Hi Simone! I'm very glad that you're seconded svn-contrib idea! On Wed, Sep 13, 2006 at 09:49:07PM +0200, Simone Rota wrote:
Hi,
I discussed this proposal privately or on irc with different people, I'll try to formalize it here.
I think it would be nice to offer access to a dedicated svn repository on crux.nu to 3rd party contributors (the current 'contrib')
The main motivations behind this proposal are the following:
- Versioning and history also for contrib - Promote teamwork - Make the contributors acually feel part of a project, much like the old CLC. - Less complicated setup for us: no need to sync many remote repos, check for dups, etc. - Potential improvement of quality in ports. - Contributors can concentrate on the ports, rather than on the platform (webspace, etc)
Yay! Halliluiah! OMG! Yes!! :-)
As a general note, I'm proposing to simply act as a service provider, and let the community auto-regulate itself. Nonetheless there should be a contrib maintainer, possibly outside crux-devel, responsible for basic quality testing, evaluating access requests and pass them to us, etc.
Assuming current contrib members are interested in such a service (we may as well do a preliminary survey on the crux ML) what do you think about that?
I'm not a contrib member because it's encumbrance me to maintain any web service. But I have few ports I'd like to put into contrib.
Related topics:
These are somehow related to the introduction of a crux.nu hosted contrib and general repo setup:
- We're currently evaluating other version control apps such as git and mercurial to see if they would fit best our setup, particularly regarding access control and repository separation, also considering that some reorganization of the repo layout could be needed if we decide to include the new contrib. If we agree on a svn replacement, there's the possibility of initially deploy git/hg/other only for the common contrib and migrate core/opt later on when we start working on CRUX 2.3
What problems are you (the developers) seeing with current svn setup? Except that GIT may *theoretically* solve multiarch issue? Or may not solve. I don't know, yet. I'm surely know that it's hard to do with svn in proper way. This issue need much deeper investigation -> playing with git merge, pull, push..... I suppose that even pure GIT without modifications (or script on top of it) can't manage the noarch -> arch scheme I've explained. Though, There is a "dirty" way exists. And it is _working right now_, with svn. We can create one "noarch" branch, and do arch-XYZ branches as working copies without committing. svn co svn://.../noarch noarch svn co scn://.../noarch arch-XYZ # note: arch-XYZ is just WC of noarch # Put some arch-dependant stuff (you can't commit it) cd ~/arch-XYZ && edit core/glibc/Pkgfile # Edit version= string in noarch branch cd ~/noarch && vim core/glibc/Pkgfile && svn ci -m "..." # update arch-XYZ working copy cd ~/arch-XYZ && svn up Viola! Our changes to arch-XYZ do not disappeared, in the same time version= updated. There is small risk that will be conflict, but if Pkgfile format will be in merge'able[1] form these collisions will are rare cases. This scheme works smoothly, except that you can't "clone"/checkout arch-XYZ ""branch"" in proper way, because arch-XYZ is working copy, and will not ever committed.
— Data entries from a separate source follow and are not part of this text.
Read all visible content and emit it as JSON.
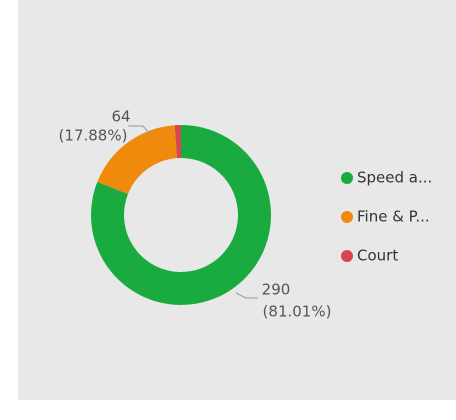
{
  "chart_data": {
    "type": "donut",
    "categories": [
      "Speed a...",
      "Fine & P...",
      "Court"
    ],
    "values": [
      290,
      64,
      4
    ],
    "percent_labels": [
      "(81.01%)",
      "(17.88%)",
      null
    ],
    "colors": [
      "#1aab40",
      "#ef8a0c",
      "#d64550"
    ],
    "legend": "right"
  }
}
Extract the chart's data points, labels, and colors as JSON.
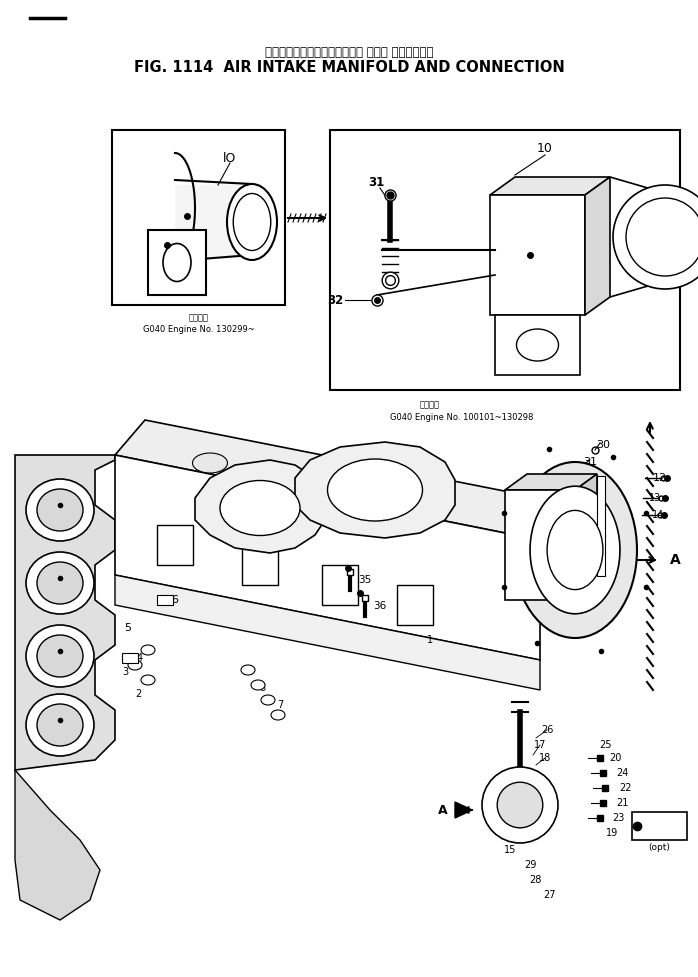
{
  "title_japanese": "エアーインテークマニホールド および コネクション",
  "title_english": "FIG. 1114  AIR INTAKE MANIFOLD AND CONNECTION",
  "bg_color": "#ffffff",
  "line_color": "#000000",
  "fig_width": 6.98,
  "fig_height": 9.77,
  "dpi": 100,
  "caption_tl": "G040 Engine No. 130299~",
  "caption_tr": "G040 Engine No. 100101~130298",
  "caption_kanji": "図用番号",
  "label_10_a": "lO",
  "label_10_b": "10",
  "label_31": "31",
  "label_32": "32"
}
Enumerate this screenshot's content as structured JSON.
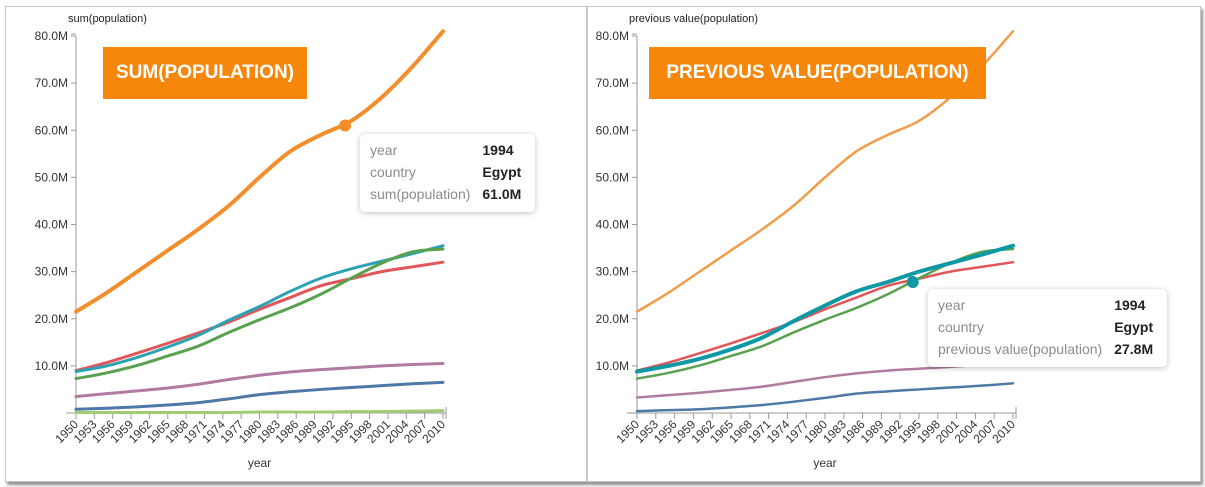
{
  "chart_data": [
    {
      "type": "line",
      "title": "SUM(POPULATION)",
      "ylabel": "sum(population)",
      "xlabel": "year",
      "ylim": [
        0,
        80000000
      ],
      "yticks": [
        "80.0M",
        "70.0M",
        "60.0M",
        "50.0M",
        "40.0M",
        "30.0M",
        "20.0M",
        "10.0M"
      ],
      "ytick_values": [
        80000000,
        70000000,
        60000000,
        50000000,
        40000000,
        30000000,
        20000000,
        10000000
      ],
      "xlim": [
        1950,
        2010
      ],
      "xticks": [
        "1950",
        "1953",
        "1956",
        "1959",
        "1962",
        "1965",
        "1968",
        "1971",
        "1974",
        "1977",
        "1980",
        "1983",
        "1986",
        "1989",
        "1992",
        "1995",
        "1998",
        "2001",
        "2004",
        "2007",
        "2010"
      ],
      "x": [
        1950,
        1955,
        1960,
        1965,
        1970,
        1975,
        1980,
        1985,
        1990,
        1995,
        2000,
        2005,
        2010
      ],
      "highlight_series": "Egypt",
      "series": [
        {
          "name": "Egypt",
          "color": "#f28e2b",
          "width": 4,
          "values": [
            21.5,
            25.5,
            30,
            34.5,
            39,
            44,
            50,
            55.5,
            59,
            62,
            67,
            73.5,
            81
          ]
        },
        {
          "name": "series-red",
          "color": "#e15759",
          "width": 3,
          "values": [
            9,
            10.7,
            12.7,
            14.8,
            17,
            19.3,
            22,
            24.5,
            27,
            28.5,
            30,
            31,
            32
          ]
        },
        {
          "name": "series-teal",
          "color": "#2ca3b5",
          "width": 3,
          "values": [
            8.8,
            10,
            11.8,
            14,
            16.5,
            19.7,
            22.6,
            25.8,
            28.6,
            30.6,
            32.2,
            33.8,
            35.5
          ]
        },
        {
          "name": "series-green",
          "color": "#59a14f",
          "width": 3,
          "values": [
            7.3,
            8.5,
            10.1,
            12.1,
            14.2,
            17.1,
            19.8,
            22.3,
            25.2,
            28.6,
            31.8,
            34.2,
            34.8
          ]
        },
        {
          "name": "series-purple",
          "color": "#b07aa1",
          "width": 3,
          "values": [
            3.5,
            4.1,
            4.7,
            5.3,
            6.1,
            7.1,
            8,
            8.7,
            9.2,
            9.6,
            10,
            10.3,
            10.5
          ]
        },
        {
          "name": "series-blue",
          "color": "#4e79a7",
          "width": 3,
          "values": [
            0.8,
            1,
            1.3,
            1.7,
            2.2,
            3,
            3.9,
            4.5,
            5,
            5.4,
            5.8,
            6.2,
            6.5
          ]
        },
        {
          "name": "series-lime",
          "color": "#a0cd74",
          "width": 3,
          "values": [
            0.1,
            0.1,
            0.1,
            0.1,
            0.1,
            0.1,
            0.2,
            0.2,
            0.2,
            0.3,
            0.3,
            0.4,
            0.5
          ]
        }
      ],
      "highlight_point": {
        "year": 1994,
        "value": 61.0
      },
      "tooltip": {
        "rows": [
          {
            "key": "year",
            "value": "1994"
          },
          {
            "key": "country",
            "value": "Egypt"
          },
          {
            "key": "sum(population)",
            "value": "61.0M"
          }
        ]
      }
    },
    {
      "type": "line",
      "title": "PREVIOUS VALUE(POPULATION)",
      "ylabel": "previous value(population)",
      "xlabel": "year",
      "ylim": [
        0,
        80000000
      ],
      "yticks": [
        "80.0M",
        "70.0M",
        "60.0M",
        "50.0M",
        "40.0M",
        "30.0M",
        "20.0M",
        "10.0M"
      ],
      "ytick_values": [
        80000000,
        70000000,
        60000000,
        50000000,
        40000000,
        30000000,
        20000000,
        10000000
      ],
      "xlim": [
        1950,
        2010
      ],
      "xticks": [
        "1950",
        "1953",
        "1956",
        "1959",
        "1962",
        "1965",
        "1968",
        "1971",
        "1974",
        "1977",
        "1980",
        "1983",
        "1986",
        "1989",
        "1992",
        "1995",
        "1998",
        "2001",
        "2004",
        "2007",
        "2010"
      ],
      "x": [
        1950,
        1955,
        1960,
        1965,
        1970,
        1975,
        1980,
        1985,
        1990,
        1995,
        2000,
        2005,
        2010
      ],
      "highlight_series": "Egypt",
      "series": [
        {
          "name": "series-orange",
          "color": "#f29c4a",
          "width": 2.5,
          "values": [
            21.5,
            25.5,
            30,
            34.5,
            39,
            44,
            50,
            55.5,
            59,
            62,
            67,
            73.5,
            81
          ]
        },
        {
          "name": "series-red",
          "color": "#e15759",
          "width": 2.5,
          "values": [
            9,
            10.7,
            12.7,
            14.8,
            17,
            19.3,
            22,
            24.5,
            27,
            28.5,
            30,
            31,
            32
          ]
        },
        {
          "name": "Egypt",
          "color": "#0e97a4",
          "width": 4,
          "values": [
            8.8,
            10,
            11.5,
            13.5,
            16,
            19.5,
            22.8,
            25.8,
            27.8,
            30,
            31.8,
            33.6,
            35.5
          ]
        },
        {
          "name": "series-green",
          "color": "#59a14f",
          "width": 2.5,
          "values": [
            7.3,
            8.5,
            10.1,
            12.1,
            14.2,
            17.1,
            19.8,
            22.3,
            25.2,
            28.6,
            31.8,
            34.2,
            34.8
          ]
        },
        {
          "name": "series-purple",
          "color": "#b07aa1",
          "width": 2.5,
          "values": [
            3.3,
            3.8,
            4.3,
            4.9,
            5.6,
            6.6,
            7.6,
            8.4,
            9,
            9.4,
            9.8,
            10.2,
            10.5
          ]
        },
        {
          "name": "series-blue",
          "color": "#4e79a7",
          "width": 2.5,
          "values": [
            0.4,
            0.6,
            0.8,
            1.2,
            1.7,
            2.4,
            3.2,
            4.1,
            4.6,
            5,
            5.4,
            5.8,
            6.3
          ]
        }
      ],
      "highlight_point": {
        "year": 1994,
        "value": 27.8
      },
      "tooltip": {
        "rows": [
          {
            "key": "year",
            "value": "1994"
          },
          {
            "key": "country",
            "value": "Egypt"
          },
          {
            "key": "previous value(population)",
            "value": "27.8M"
          }
        ]
      }
    }
  ]
}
- Introduction of project specific repositories: gnome, mythtv, kde, etc. has been suggested.
Cool.
- Maybe we can take the chance of solving the long time due task of organizing the repository in a multi-arch friendly way and eventually put together tools & guidelines.
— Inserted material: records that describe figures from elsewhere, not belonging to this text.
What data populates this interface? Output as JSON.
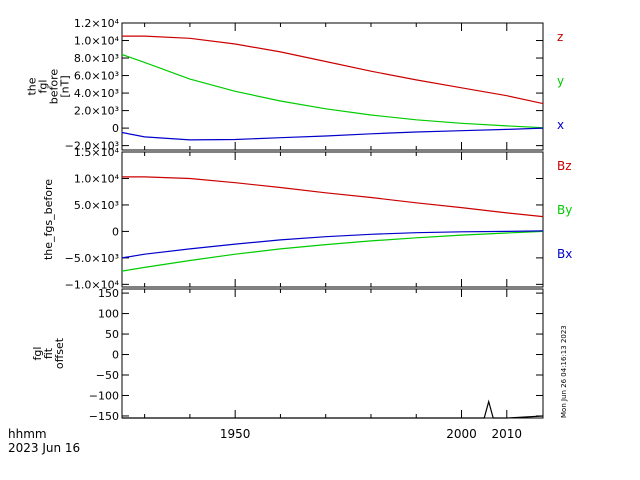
{
  "footer": {
    "time_unit": "hhmm",
    "date": "2023 Jun 16",
    "timestamp_vertical": "Mon Jun 26 04:16:13 2023"
  },
  "chart_data": [
    {
      "type": "line",
      "ylabel_lines": [
        "the",
        "fgl",
        "before",
        "[nT]"
      ],
      "ylim": [
        -2500,
        12000
      ],
      "yticks": [
        -2000,
        0,
        2000,
        4000,
        6000,
        8000,
        10000,
        12000
      ],
      "ytick_labels": [
        "−2.0×10³",
        "0",
        "2.0×10³",
        "4.0×10³",
        "6.0×10³",
        "8.0×10³",
        "1.0×10⁴",
        "1.2×10⁴"
      ],
      "x": [
        1925,
        1930,
        1940,
        1950,
        1960,
        1970,
        1980,
        1990,
        2000,
        2010,
        2018
      ],
      "series": [
        {
          "name": "z",
          "color": "#cc0000",
          "values": [
            10500,
            10500,
            10250,
            9600,
            8700,
            7600,
            6500,
            5500,
            4600,
            3700,
            2800
          ]
        },
        {
          "name": "y",
          "color": "#00cc00",
          "values": [
            8400,
            7500,
            5600,
            4200,
            3100,
            2200,
            1500,
            950,
            550,
            250,
            50
          ]
        },
        {
          "name": "x",
          "color": "#0000cc",
          "values": [
            -500,
            -1000,
            -1350,
            -1300,
            -1100,
            -900,
            -650,
            -450,
            -300,
            -150,
            0
          ]
        }
      ]
    },
    {
      "type": "line",
      "ylabel": "the_fgs_before",
      "ylim": [
        -10500,
        15000
      ],
      "yticks": [
        -10000,
        -5000,
        0,
        5000,
        10000,
        15000
      ],
      "ytick_labels": [
        "−1.0×10⁴",
        "−5.0×10³",
        "0",
        "5.0×10³",
        "1.0×10⁴",
        "1.5×10⁴"
      ],
      "x": [
        1925,
        1930,
        1940,
        1950,
        1960,
        1970,
        1980,
        1990,
        2000,
        2010,
        2018
      ],
      "series": [
        {
          "name": "Bz",
          "color": "#cc0000",
          "values": [
            10300,
            10300,
            10000,
            9200,
            8300,
            7300,
            6400,
            5400,
            4500,
            3500,
            2800
          ]
        },
        {
          "name": "By",
          "color": "#00cc00",
          "values": [
            -7500,
            -6800,
            -5500,
            -4300,
            -3300,
            -2500,
            -1800,
            -1200,
            -700,
            -300,
            0
          ]
        },
        {
          "name": "Bx",
          "color": "#0000cc",
          "values": [
            -5000,
            -4300,
            -3300,
            -2400,
            -1600,
            -1000,
            -550,
            -250,
            -80,
            0,
            100
          ]
        }
      ]
    },
    {
      "type": "line",
      "ylabel_lines": [
        "fgl",
        "fit",
        "offset"
      ],
      "ylim": [
        -155,
        160
      ],
      "yticks": [
        -150,
        -100,
        -50,
        0,
        50,
        100,
        150
      ],
      "ytick_labels": [
        "−150",
        "−100",
        "−50",
        "0",
        "50",
        "100",
        "150"
      ],
      "x": [
        1925,
        1950,
        1975,
        2000,
        2005,
        2006,
        2007,
        2010,
        2018
      ],
      "series": [
        {
          "name": "",
          "color": "#000000",
          "values": [
            -155,
            -155,
            -155,
            -155,
            -155,
            -115,
            -155,
            -155,
            -150
          ]
        }
      ]
    }
  ],
  "xaxis": {
    "xlim": [
      1925,
      2018
    ],
    "ticks": [
      1950,
      2000,
      2010
    ],
    "minor_step": 10,
    "tick_labels": [
      "1950",
      "2000",
      "2010"
    ]
  }
}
Please add comments and ideas by replying to this thread and/or live on #crux-devel at freenode.
Regards, Simone
Thank you! -- Anton (irc: bd2) [1]: Merge'able Pkgfile format is: version= release= source=( 100%-nonarch-dependable-entries # arch-XYZ can add/remove entries here ) build() { ... ./configure \ --no-arch-dependable-options \ # arch-XYZ add/remove options here \ --disable-nls ... } Thus, there must be one line per may-be-arch-dependent entry. This is because diff and patch are line-oriented.